Lindberg deu exemplo: foi ao presidente e pediu investimentos, mas não apenas para Nova Iguaçu; pediu para toda a Baixada, a região mais densa em população carente de todo o estado. E pediu certo, pediu a construção urgente do anel rodoviário do Rio, que interliga todas as principais rodovias federais, corta toda a Baixada e desemboca no porto de Sepetiba que será o grande ponto de concentração e redistribuição de cargas, o colosso portuário de toda a América do Sul. Pediu a refinaria petroquímica de Itaguaí, que a Petrobrás acaba de projetar em parceria com um grupo privado nacional, e que será o marco inicial do pólo petroquímico, principal alavanca de crescimento da renda e da arrecadação do estado nas próximas décadas, que era para ter sido implantado já nos anos setenta. E pediu saneamento básico, investimentos em saneamento em toda a Baixada, com subsídio governamental, naturalmente, dado que a população maior que habita a região não tem nível de renda para pagar tarifas plenas de água e esgoto.
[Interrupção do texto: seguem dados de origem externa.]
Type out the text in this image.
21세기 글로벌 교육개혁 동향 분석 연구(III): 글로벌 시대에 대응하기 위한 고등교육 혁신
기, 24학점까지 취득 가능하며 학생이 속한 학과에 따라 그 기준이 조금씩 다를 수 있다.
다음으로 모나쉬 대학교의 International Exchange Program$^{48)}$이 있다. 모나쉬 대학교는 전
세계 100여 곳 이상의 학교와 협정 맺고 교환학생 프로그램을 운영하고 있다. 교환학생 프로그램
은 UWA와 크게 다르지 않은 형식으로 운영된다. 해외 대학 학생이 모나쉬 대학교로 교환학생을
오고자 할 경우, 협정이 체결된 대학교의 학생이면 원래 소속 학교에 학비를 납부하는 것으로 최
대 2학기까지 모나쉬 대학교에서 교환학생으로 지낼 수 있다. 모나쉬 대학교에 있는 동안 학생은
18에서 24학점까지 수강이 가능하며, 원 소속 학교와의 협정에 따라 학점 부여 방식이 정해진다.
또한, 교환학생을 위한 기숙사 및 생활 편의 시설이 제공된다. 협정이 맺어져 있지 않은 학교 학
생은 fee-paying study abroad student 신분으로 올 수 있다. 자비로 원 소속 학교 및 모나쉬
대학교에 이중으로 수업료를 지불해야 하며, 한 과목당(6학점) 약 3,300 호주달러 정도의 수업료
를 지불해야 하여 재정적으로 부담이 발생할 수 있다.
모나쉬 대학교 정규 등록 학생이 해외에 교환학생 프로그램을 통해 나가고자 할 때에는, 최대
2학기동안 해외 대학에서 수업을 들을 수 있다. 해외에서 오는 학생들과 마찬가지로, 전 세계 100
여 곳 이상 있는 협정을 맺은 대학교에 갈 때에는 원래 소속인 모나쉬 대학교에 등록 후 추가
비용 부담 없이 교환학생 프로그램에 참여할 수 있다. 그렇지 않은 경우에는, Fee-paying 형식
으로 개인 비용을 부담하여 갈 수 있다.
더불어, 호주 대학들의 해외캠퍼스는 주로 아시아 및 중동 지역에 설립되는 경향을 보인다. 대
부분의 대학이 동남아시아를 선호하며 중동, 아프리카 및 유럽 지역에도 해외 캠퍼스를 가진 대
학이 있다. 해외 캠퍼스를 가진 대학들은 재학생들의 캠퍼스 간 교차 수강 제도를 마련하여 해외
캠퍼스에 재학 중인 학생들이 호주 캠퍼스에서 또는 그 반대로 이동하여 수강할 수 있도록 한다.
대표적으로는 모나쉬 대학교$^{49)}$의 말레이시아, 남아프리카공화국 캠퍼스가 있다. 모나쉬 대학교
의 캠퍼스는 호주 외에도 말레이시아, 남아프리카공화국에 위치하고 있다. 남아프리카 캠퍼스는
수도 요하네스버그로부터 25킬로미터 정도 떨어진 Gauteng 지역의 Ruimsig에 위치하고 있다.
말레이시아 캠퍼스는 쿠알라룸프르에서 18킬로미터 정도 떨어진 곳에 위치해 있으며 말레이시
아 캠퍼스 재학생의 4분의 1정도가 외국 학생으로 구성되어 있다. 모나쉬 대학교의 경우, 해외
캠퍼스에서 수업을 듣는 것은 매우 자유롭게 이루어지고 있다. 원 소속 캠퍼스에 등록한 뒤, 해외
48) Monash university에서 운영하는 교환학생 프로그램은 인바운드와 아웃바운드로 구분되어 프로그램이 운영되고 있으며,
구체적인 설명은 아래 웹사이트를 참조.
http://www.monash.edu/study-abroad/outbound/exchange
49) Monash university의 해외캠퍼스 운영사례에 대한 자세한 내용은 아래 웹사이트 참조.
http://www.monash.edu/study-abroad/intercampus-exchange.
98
Enfim, pediu coisas viáveis e absolutamente prioritárias, não só para Nova Iguaçu, mas para todo o Rio. Pediu muito bem.

Liderança política é fator decisivo no impulsionamento do processo econômico e social de uma região ou de um país, pelo poder de mobilização que tem sobre todos os demais fatores. E liderança tem sido, na verdade, fator escasso no Rio, por mais que se reconheça certa dimensão importante na figura do prefeito César Maia. Mas o simples fato de ele ser tido como a maior figura política do estado no momento dá bem a idéia da escassez desta qualidade estratégica de que estamos falando, na cidade que foi em passado não muito distante o principal foco político do país.

Esta a razão pela qual gente séria pensou em importar um líder do Ceará para preencher este vazio - gente séria que não pensou na vergonha que seria para este nosso sofrido Estado esta importação, sem nenhum demérito para a pessoa de Ciro Gomes, efetivamente um líder brasileiro de grande porte. O Rio tem tradição de acolhida a políticos de fora, mas políticos que façam a vida do Rio, que atuem aqui durante certo tempo e sejam incorporados á atividade política da cidade e do estado; não políticos artificialmente importados para serem lançados imediatamente como candidatos ao governo do Estado.

Houve gente séria, também, que pensou em outra solução esdrúxula: desfundir os dois estados de antes, separar novamente, depois de tudo o que foi feito com muito esforço e algum custo, separar novamente a Guanabara do Estado do Rio, pensando só na Capital (o interior que se virasse), na expectativa de recuperar as ricas receitas do tempo de Lacerda, Negrão e Chagas, e construir novos túneis e viadutos. Gente da Capital, evidentemente, que não é capaz de sentir solidariedade pelas pessoas da periferia que trabalham no Rio, geram receitas aqui mas moram na Baixada e lá, nas suas moradias, têm de ser atendidas nos serviços públicos essenciais. E gente que não é capaz de enxergar que o futuro econômico mais importante está justamente do outro lado da Baía, que foi ajudado e daqui para a frente ajudará a Capital a enfrentar seus gigantescos problemas. Afinal é no antigo Estado do Rio que está o petróleo e que estarão as indústrias a ele ligadas, a começar pela petroquímica, com o pólo de Itaguaí; é lá que está Sepetiba, o grande porto, a nova siderúrgica, e lá se encontra a parte maior da indústria naval que começa a ressurgir; isto é, de lá poderá vir um bom socorro em matéria de renda, emprego e arrecadação para a população da Guanabara.

De qualquer forma, mesmo sem considerar essas perspectivas futuras, o Estado hoje é um só, e a desfusão seria um artificialismo tão esdrúxulo como a importação de um líder de fora para preencher nosso vazio. Não é por aí, pelos artificialismos, mas pelo esforço de mobilizar e racionalizar a atuação das forças existentes que vamos enfrentar com eficácia as questões prementes que nos desafiam, acreditando, estimulando e ajudando especialmente as lideranças novas e promissoras que estão chegando para revitalizar e reforçar os quadros do Rio de hoje - capital e interior.